Kansas Certainly Had the Better Claim
The first European settlers in the area now known as Kansas were French, and France had claimed the land as part of its Louisiana Territory. In 1803, the United States bought the Louisiana Territory from France, and in 1804, Lewis and Clark explored the area.
In 1819, when Missouri became a state, Congress decided that the western border of Missouri should be at the meridian that runs through the Kiowa-Comanche Indian Reservation in what is now southwestern Kansas. That part of Kansas was not settled by Europeans until after Texas became a state in 1845.

Arkansas Also Had a Good Claim
Arkansas was originally part of Louisiana, but it was ceded to Spain in 1762 and then returned to France in 1800. In 1803, it became part of the United States as part of the Louisiana Purchase. The first Europeans to settle in Arkansas were Spanish missionaries, who established several missions along the Arkansas River in present-day Arkansas County in 1686.
The first permanent European settlement in Arkansas was made by French farmers who settled near Arkansas Post in present-day Arkansas and Desha counties in 1718. However, this settlement was abandoned after only a few years because of frequent attacks by Native Americans.

The resolution

The court’s ruling

The court’s ruling was that Arkansas had the better claim to the land in question, and that Kansas’ borders should be adjusted accordingly.

The implications

The resolution to the long-standing debate over which state came first, Kansas or Arkansas, has far-reaching implications. This is not simply a matter of academic curiosity; it has the potential to affect everything from school curricula to state budgets.

The debate first began in 1879 when a group of history scholars met to discuss the official chronology of the United States.

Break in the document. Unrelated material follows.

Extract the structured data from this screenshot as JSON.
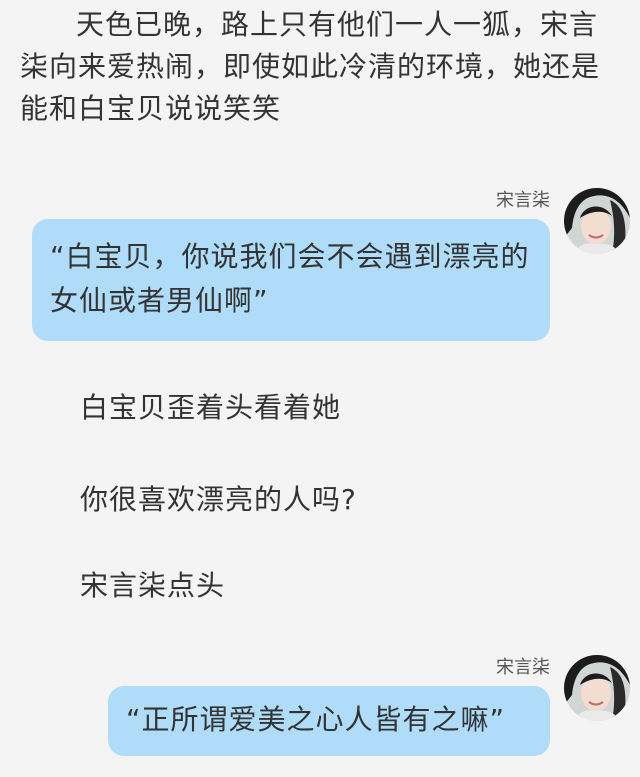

At that time, Kansas was widely considered to be the first state, having been admitted to the Union in 1861. However, some scholars argued that Arkansas should be considered the first state, as it had been admitted in 1836.

The debate raged on for years, with no resolution in sight. Finally, in 2006, a team of historians from Kansas and Arkansas met to try to settle the matter once and for all. After extensive research, they concluded that Kansas was indeed the first state.

This decision has far-reaching implications. For one thing, it means that Kansas will now be listed first in all official records and histories of the United States. It also means that Kansas will receive more attention from historians and scholars than it has in the past. In addition, this decision could have an impact on tourism in both states, as people flock to see the “first state” for themselves.

So what does this mean for you? If you’re a resident of either Kansas or Arkansas, you can take pride in knowing that your state is officially recognized as the first state in the Union. And if you’re a student of history, you now have an answer to a question that has puzzled scholars for generations.